Since then, she has teamed up with the Red Cross and the Humane Society to try to help find solutions for people and their pets during relief efforts. McCormack said she tries to educate people about preparing for disasters and reminds them to include essential items for their pets as well as themselves.
Even 10 years later, it is difficult to say how many Arizonans were involved in the rescue and recovery efforts, at home or in the Gulf.
“The thing about emergency management is it takes the whole community,” said Judy Kioski, a spokeswoman for the Arizona Department of Emergency and Military Affairs.
But for those who did step up, that collective effort is one of the predominant memories of the disaster.

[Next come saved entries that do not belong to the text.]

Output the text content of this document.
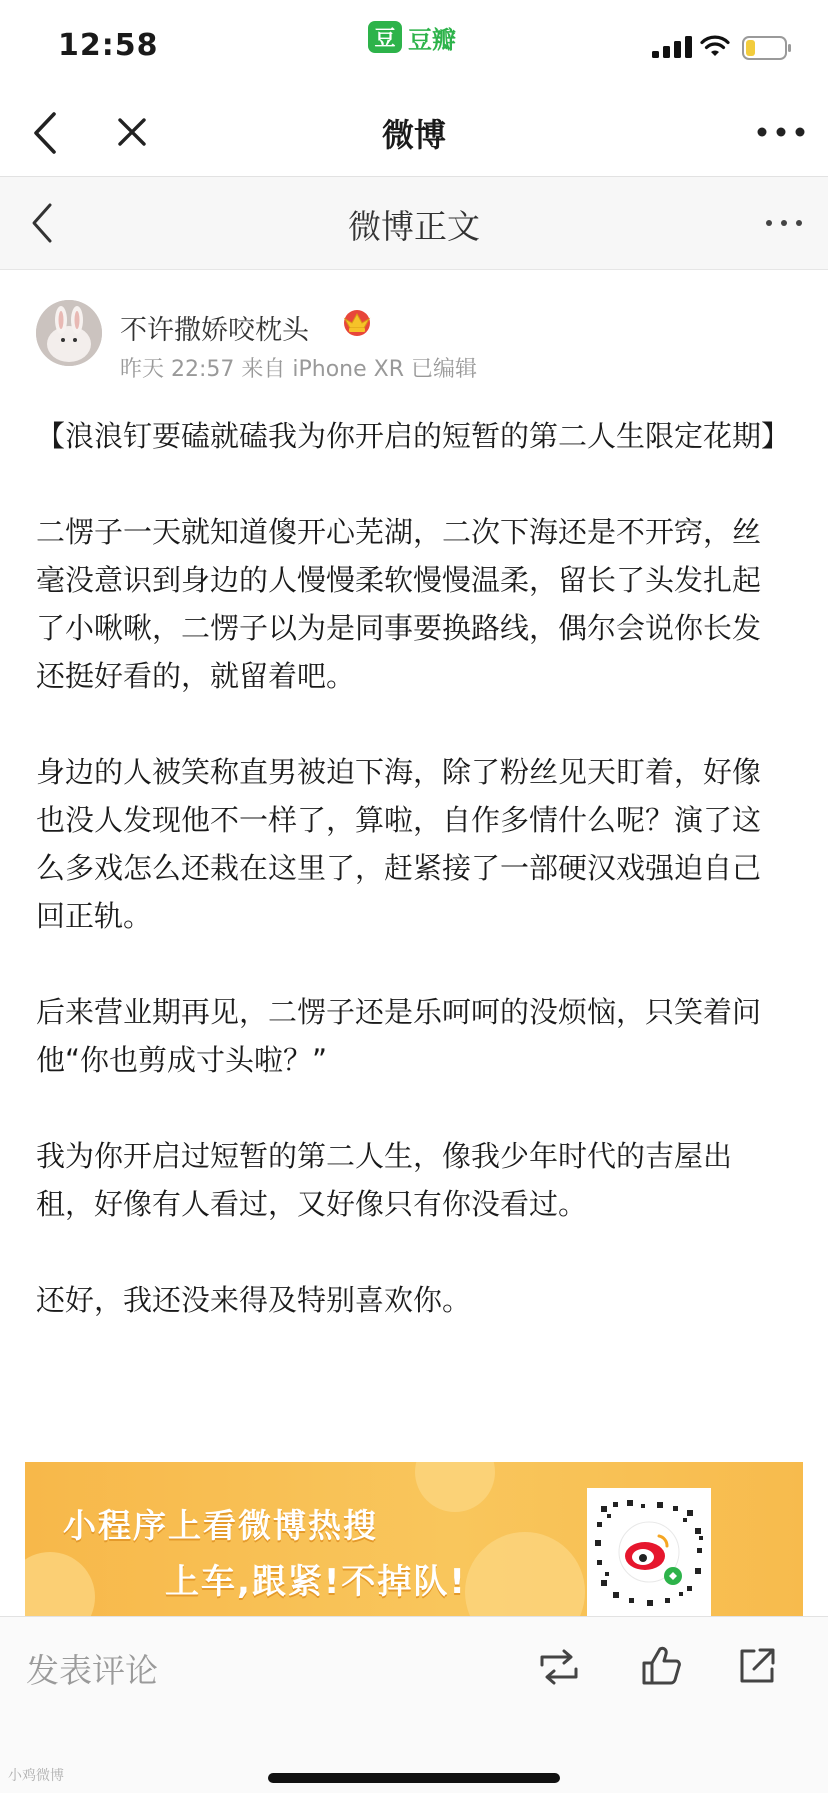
12:58	豆 豆瓣
微博
微博正文
不许撒娇咬枕头
昨天 22:57 来自 iPhone XR 已编辑

【浪浪钉要磕就磕我为你开启的短暂的第二人生限定花期】

二愣子一天就知道傻开心芜湖，二次下海还是不开窍，丝毫没意识到身边的人慢慢柔软慢慢温柔，留长了头发扎起了小啾啾，二愣子以为是同事要换路线，偶尔会说你长发还挺好看的，就留着吧。

身边的人被笑称直男被迫下海，除了粉丝见天盯着，好像也没人发现他不一样了，算啦，自作多情什么呢？演了这么多戏怎么还栽在这里了，赶紧接了一部硬汉戏强迫自己回正轨。

后来营业期再见，二愣子还是乐呵呵的没烦恼，只笑着问他“你也剪成寸头啦？”

我为你开启过短暂的第二人生，像我少年时代的吉屋出租，好像有人看过，又好像只有你没看过。

还好，我还没来得及特别喜欢你。

小程序上看微博热搜
上车,跟紧!不掉队!
发表评论
小鸡微博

“We are all there for a purpose,” Wiseman said. “It’s just for humankind and making sure everyone is safe, and it doesn’t matter who you are or where you are, we are just going to make sure we do our job right.”
Wiseman said his team, which mainly did water rescues in its two weeks there, rescued more than 400 people in the first days.
“There’s one of the nation’s largest disasters and you’re getting to be part of it, knowing you’re helping people. It doesn’t matter whether they are from Arizona or from Louisiana,” he said.
“It’s just a proud moment … to know what we did there and to see that those people were just as much appreciative for us being there as anybody else,” Wiseman said.
Hardin, who was volunteering on the front lines of a disaster for the first time, said he was amazed by those who responded to Katrina.
“Society is really segmented and there aren’t a lot of places where people, kind of from all walks of life come together and work together on something,” he said of the effort.